Thursday, February 1, 2018

Keys to a Better Relationship

Today I am making clams and linguine for Scott. It is one of his favorite meals. Who doesn't love to come home after a long day's work, and sit down to one of their favorites. Good thing for him, I get home from work first, and he doesn't cook. And it makes me happy to see him happy.

We are also planning a trip to see our grandchildren. My schedule is busy but pretty flexible; then there is Mom, and we have two dogs to consider; accommodations. But before all that, I talk to Scott. His schedule requires more attention than any other; plus, he is head of our household, and his input is usually quite useful -- he tends to have a bigger perspective than those of us in the trenches, so to speak.

A few weeks ago, my husband changed up some of the responsibilities typically held by the youngest of our children. As he explained what needed to be done, he also explained that I needed to be free of those things and that I should no longer think of myself as being responsible for them.

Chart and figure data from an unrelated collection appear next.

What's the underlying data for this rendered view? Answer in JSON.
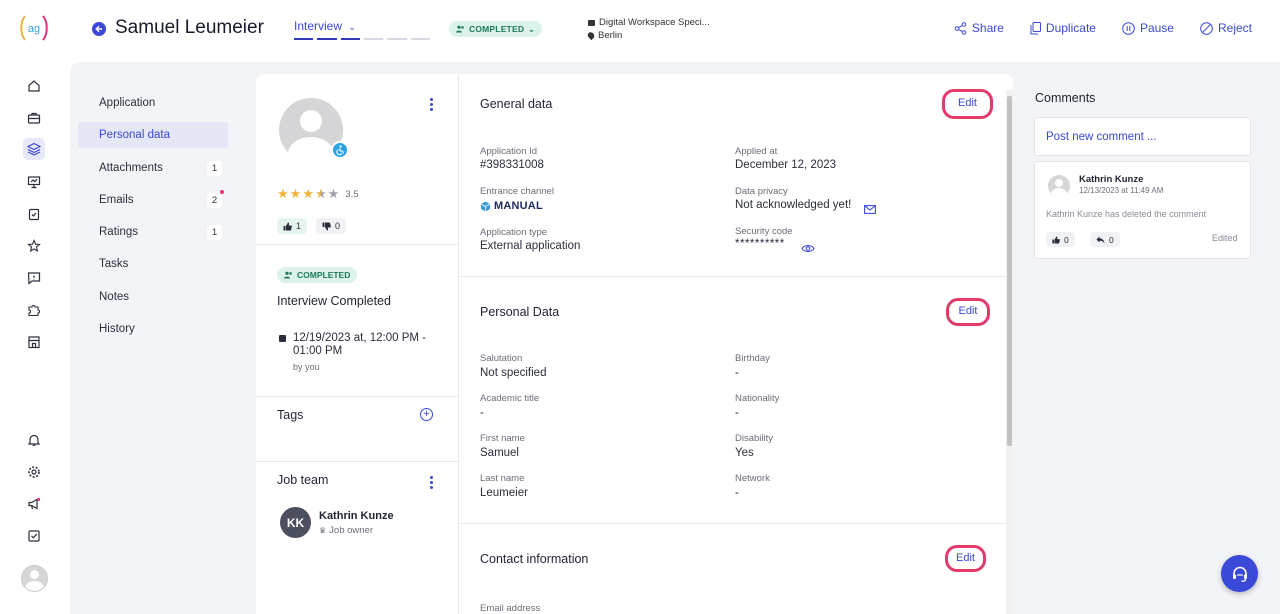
{
  "header": {
    "candidate_name": "Samuel Leumeier",
    "stage_label": "Interview",
    "status": "COMPLETED",
    "job_title": "Digital Workspace Speci...",
    "location": "Berlin",
    "actions": {
      "share": "Share",
      "duplicate": "Duplicate",
      "pause": "Pause",
      "reject": "Reject"
    },
    "stage_progress": 3,
    "stage_total": 6
  },
  "rail": {
    "icons": [
      "home-icon",
      "briefcase-icon",
      "layers-icon",
      "presentation-icon",
      "clipboard-check-icon",
      "star-icon",
      "chat-icon",
      "puzzle-icon",
      "store-icon"
    ],
    "bottom_icons": [
      "bell-icon",
      "settings-icon",
      "megaphone-icon",
      "checkbox-icon",
      "user-avatar"
    ]
  },
  "nav": {
    "items": [
      {
        "label": "Application",
        "badge": ""
      },
      {
        "label": "Personal data",
        "badge": ""
      },
      {
        "label": "Attachments",
        "badge": "1"
      },
      {
        "label": "Emails",
        "badge": "2"
      },
      {
        "label": "Ratings",
        "badge": "1"
      },
      {
        "label": "Tasks",
        "badge": ""
      },
      {
        "label": "Notes",
        "badge": ""
      },
      {
        "label": "History",
        "badge": ""
      }
    ]
  },
  "profile": {
    "rating": "3.5",
    "upvotes": "1",
    "downvotes": "0",
    "status_chip": "COMPLETED",
    "status_title": "Interview Completed",
    "interview_time": "12/19/2023 at, 12:00 PM - 01:00 PM",
    "interview_by": "by you",
    "tags_title": "Tags",
    "job_team_title": "Job team",
    "team_member": {
      "initials": "KK",
      "name": "Kathrin Kunze",
      "role": "Job owner"
    }
  },
  "general": {
    "title": "General data",
    "edit_label": "Edit",
    "application_id_label": "Application Id",
    "application_id": "#398331008",
    "applied_at_label": "Applied at",
    "applied_at": "December 12, 2023",
    "entrance_channel_label": "Entrance channel",
    "entrance_channel": "MANUAL",
    "data_privacy_label": "Data privacy",
    "data_privacy": "Not acknowledged yet!",
    "application_type_label": "Application type",
    "application_type": "External application",
    "security_code_label": "Security code",
    "security_code": "**********"
  },
  "personal": {
    "title": "Personal Data",
    "edit_label": "Edit",
    "salutation_label": "Salutation",
    "salutation": "Not specified",
    "birthday_label": "Birthday",
    "birthday": "-",
    "academic_title_label": "Academic title",
    "academic_title": "-",
    "nationality_label": "Nationality",
    "nationality": "-",
    "first_name_label": "First name",
    "first_name": "Samuel",
    "disability_label": "Disability",
    "disability": "Yes",
    "last_name_label": "Last name",
    "last_name": "Leumeier",
    "network_label": "Network",
    "network": "-"
  },
  "contact": {
    "title": "Contact information",
    "edit_label": "Edit",
    "email_label": "Email address"
  },
  "comments": {
    "title": "Comments",
    "placeholder": "Post new comment ...",
    "items": [
      {
        "author": "Kathrin Kunze",
        "timestamp": "12/13/2023 at 11:49 AM",
        "text": "Kathrin Kunze has deleted the comment",
        "likes": "0",
        "replies": "0",
        "edited_label": "Edited"
      }
    ]
  },
  "colors": {
    "accent": "#3a49d8",
    "highlight_border": "#e23a6a",
    "status_bg": "#dbf3ea",
    "status_text": "#1e7a5a",
    "star": "#f0b43c"
  }
}
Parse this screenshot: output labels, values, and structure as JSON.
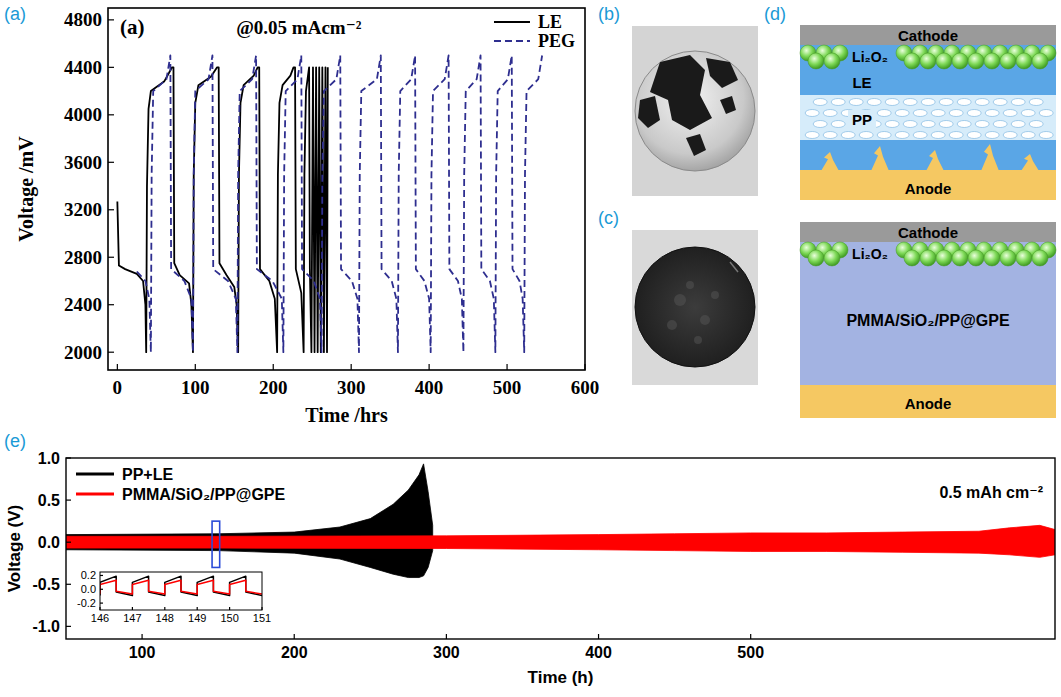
{
  "panel_labels": [
    "(a)",
    "(b)",
    "(c)",
    "(d)",
    "(e)"
  ],
  "chart_data": [
    {
      "type": "line",
      "title": "(a)",
      "subtitle": "@0.05 mAcm⁻²",
      "x_label": "Time /hrs",
      "y_label": "Voltage /mV",
      "xlim": [
        -12,
        600
      ],
      "ylim": [
        1850,
        4900
      ],
      "xticks": [
        0,
        100,
        200,
        300,
        400,
        500,
        600
      ],
      "yticks": [
        2000,
        2400,
        2800,
        3200,
        3600,
        4000,
        4400,
        4800
      ],
      "grid": false,
      "legend": "upper right",
      "series": [
        {
          "name": "LE",
          "color": "#000000",
          "line_style": "solid",
          "x": [
            0,
            2,
            10,
            25,
            33,
            36,
            37,
            38,
            40,
            43,
            60,
            66,
            70,
            72,
            73,
            80,
            92,
            95,
            97,
            98,
            100,
            104,
            120,
            128,
            130,
            131,
            140,
            150,
            153,
            155,
            156,
            158,
            162,
            175,
            180,
            182,
            183,
            195,
            202,
            205,
            206,
            208,
            212,
            222,
            226,
            228,
            229,
            236,
            239,
            240,
            242,
            246,
            247,
            249,
            251,
            253,
            255,
            257,
            259,
            261,
            263,
            265,
            267,
            269,
            270
          ],
          "values": [
            3270,
            2730,
            2700,
            2660,
            2600,
            2400,
            2000,
            3400,
            4050,
            4200,
            4280,
            4350,
            4400,
            4400,
            2750,
            2650,
            2580,
            2400,
            2000,
            3500,
            4100,
            4250,
            4320,
            4400,
            4400,
            2750,
            2650,
            2550,
            2400,
            2000,
            3500,
            4100,
            4250,
            4330,
            4400,
            4400,
            2700,
            2600,
            2450,
            2000,
            3500,
            4100,
            4250,
            4330,
            4400,
            4400,
            2700,
            2500,
            2000,
            3500,
            4200,
            4400,
            2700,
            2000,
            4400,
            2000,
            4400,
            2000,
            4400,
            2000,
            4400,
            2000,
            4400,
            2000,
            4400
          ]
        },
        {
          "name": "PEG",
          "color": "#2e2e8f",
          "line_style": "dashed",
          "x": [
            25,
            36,
            41,
            43,
            44,
            46,
            63,
            68,
            69,
            86,
            95,
            97,
            98,
            100,
            117,
            122,
            123,
            142,
            152,
            154,
            155,
            157,
            173,
            178,
            179,
            199,
            211,
            213,
            214,
            216,
            231,
            236,
            237,
            252,
            260,
            262,
            263,
            265,
            281,
            286,
            287,
            301,
            308,
            310,
            311,
            313,
            333,
            338,
            339,
            352,
            358,
            360,
            361,
            363,
            377,
            382,
            383,
            394,
            400,
            402,
            403,
            405,
            420,
            425,
            426,
            437,
            442,
            444,
            445,
            447,
            461,
            466,
            467,
            478,
            483,
            485,
            486,
            488,
            501,
            506,
            507,
            516,
            520,
            522,
            523,
            525,
            540,
            545
          ],
          "values": [
            2680,
            2600,
            2450,
            2000,
            3500,
            4200,
            4300,
            4500,
            2700,
            2600,
            2450,
            2000,
            3500,
            4200,
            4300,
            4500,
            2700,
            2600,
            2450,
            2000,
            3500,
            4200,
            4300,
            4500,
            2700,
            2600,
            2450,
            2000,
            3500,
            4200,
            4300,
            4500,
            2700,
            2600,
            2450,
            2000,
            3500,
            4200,
            4300,
            4500,
            2700,
            2600,
            2450,
            2000,
            3500,
            4200,
            4300,
            4500,
            2700,
            2600,
            2450,
            2000,
            3500,
            4200,
            4300,
            4500,
            2700,
            2600,
            2450,
            2000,
            3500,
            4200,
            4300,
            4500,
            2700,
            2600,
            2450,
            2000,
            3500,
            4200,
            4300,
            4500,
            2700,
            2600,
            2450,
            2000,
            3500,
            4200,
            4300,
            4500,
            2700,
            2600,
            2450,
            2000,
            3500,
            4200,
            4300,
            4500
          ]
        }
      ]
    },
    {
      "type": "area",
      "annotation": "0.5 mAh cm⁻²",
      "x_label": "Time (h)",
      "y_label": "Voltage (V)",
      "xlim": [
        50,
        700
      ],
      "ylim": [
        -1.15,
        1.0
      ],
      "xticks": [
        100,
        200,
        300,
        400,
        500
      ],
      "yticks": [
        {
          "value": -1.0,
          "label": "-1.0"
        },
        {
          "value": -0.5,
          "label": "-0.5"
        },
        {
          "value": 0,
          "label": "0.0"
        },
        {
          "value": 0.5,
          "label": "0.5"
        },
        {
          "value": 1.0,
          "label": "1.0"
        }
      ],
      "grid": false,
      "legend": "upper left",
      "series": [
        {
          "name": "PP+LE",
          "color": "#000000",
          "x": [
            50,
            150,
            200,
            230,
            250,
            265,
            275,
            282,
            285,
            288,
            291
          ],
          "values": [
            0.09,
            0.1,
            0.12,
            0.18,
            0.28,
            0.45,
            0.62,
            0.8,
            0.93,
            0.6,
            0.2
          ],
          "lower": [
            -0.09,
            -0.1,
            -0.13,
            -0.2,
            -0.3,
            -0.38,
            -0.42,
            -0.42,
            -0.4,
            -0.3,
            -0.1
          ]
        },
        {
          "name": "PMMA/SiO₂/PP@GPE",
          "color": "#ff0000",
          "x": [
            50,
            150,
            300,
            400,
            450,
            500,
            550,
            600,
            650,
            670,
            690,
            700
          ],
          "values": [
            0.07,
            0.07,
            0.075,
            0.09,
            0.1,
            0.11,
            0.11,
            0.12,
            0.13,
            0.17,
            0.2,
            0.15
          ],
          "lower": [
            -0.07,
            -0.07,
            -0.075,
            -0.09,
            -0.1,
            -0.11,
            -0.11,
            -0.12,
            -0.13,
            -0.15,
            -0.18,
            -0.15
          ]
        }
      ]
    },
    {
      "type": "line",
      "xlim": [
        146,
        151
      ],
      "ylim": [
        -0.3,
        0.25
      ],
      "xticks": [
        146,
        147,
        148,
        149,
        150,
        151
      ],
      "yticks": [
        {
          "value": -0.2,
          "label": "-0.2"
        },
        {
          "value": 0,
          "label": "0.0"
        },
        {
          "value": 0.2,
          "label": "0.2"
        }
      ],
      "grid": false,
      "x": [
        146,
        146,
        146.5,
        146.5,
        147,
        147,
        147.5,
        147.5,
        148,
        148,
        148.5,
        148.5,
        149,
        149,
        149.5,
        149.5,
        150,
        150,
        150.5,
        150.5,
        151
      ],
      "series": [
        {
          "color": "#000000",
          "line_style": "solid",
          "values": [
            -0.09,
            0.1,
            0.19,
            -0.04,
            -0.09,
            0.1,
            0.19,
            -0.04,
            -0.09,
            0.1,
            0.19,
            -0.04,
            -0.09,
            0.1,
            0.19,
            -0.04,
            -0.09,
            0.1,
            0.19,
            -0.04,
            -0.09
          ]
        },
        {
          "color": "#ff0000",
          "line_style": "solid",
          "values": [
            -0.07,
            0.07,
            0.13,
            -0.03,
            -0.07,
            0.07,
            0.13,
            -0.03,
            -0.07,
            0.07,
            0.13,
            -0.03,
            -0.07,
            0.07,
            0.13,
            -0.03,
            -0.07,
            0.07,
            0.13,
            -0.03,
            -0.07
          ]
        }
      ]
    }
  ],
  "diagram": {
    "top": [
      "Cathode",
      "Li₂O₂",
      "LE",
      "PP",
      "Anode"
    ],
    "bottom": [
      "Cathode",
      "Li₂O₂",
      "PMMA/SiO₂/PP@GPE",
      "Anode"
    ]
  }
}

All of this to say, if marriage is a picture of Christ's relationship with the Church -- and it is -- how is my relationship with Scott compared to my relationship with Christ? I mean, I can't always say I am as respectful to my husband as I am to the Lord, and I know there are plenty of other things that need improvement; but do I seek to please Jesus the way I seek to please my husband? Do I defer to Christ the same way I defer to Scott? Do I allow God to care for me the same way I have learned to allow Scott to care for me? Maybe I'm just a little backwards that way, but I sometimes think I treat Scott better than I treat my Lord and Savior, Jesus Christ! Really! And I don't think I'm alone in that.

Take the linguine and clams, for instance. We've had pasta a few times in the last couple of weeks, so I wasn't sure if he'd be interested. "Would you like linguine and clams tomorrow, or are you all pasta'd out?" A simple question, but how often do I seriously, slowly, earnestly seek what God wants? Or do I just go ahead 'cause "God really likes this helping the poor thing." Well, sure He does; but that doesn't mean it's what He had planned for me that day.

And our trip. My primary consideration was Scott: his preferences, his plans, and his input. I didn't book a hotel, or put in for the days off; he was the first person I spoke to about my idea. I want to do what he wants and I want his insight. Can I say the same thing for my relationship with God? Do I like it when He puts the kibosh on my plans? Do I avoid asking Him to make sure He doesn't? Is He the first One I go to, or do I wait until I've hit some sort of roadblock, when I need His help bailing me out? "Bless my project, God."

And Scott's instructions to the youngest. In them, he not only gave her some more age-appropriate chores, and updated things to accommodate our current situation, but he set me free. They are no longer my responsibilities, and I don't have to hover just to be sure things are handled. How often have I prayed for something, and tried to "help it along"? Or I've "helped" someone to the point I hurt them because of my need to control or be the hero? Or I've turned a situation over to God, only to take it back later?

Pleasing God in the way He desires, making His plans my plans -- not the other way around, and walking in the freedom purchased for me at the cross. Sounds to me like some pretty solid relationship advice.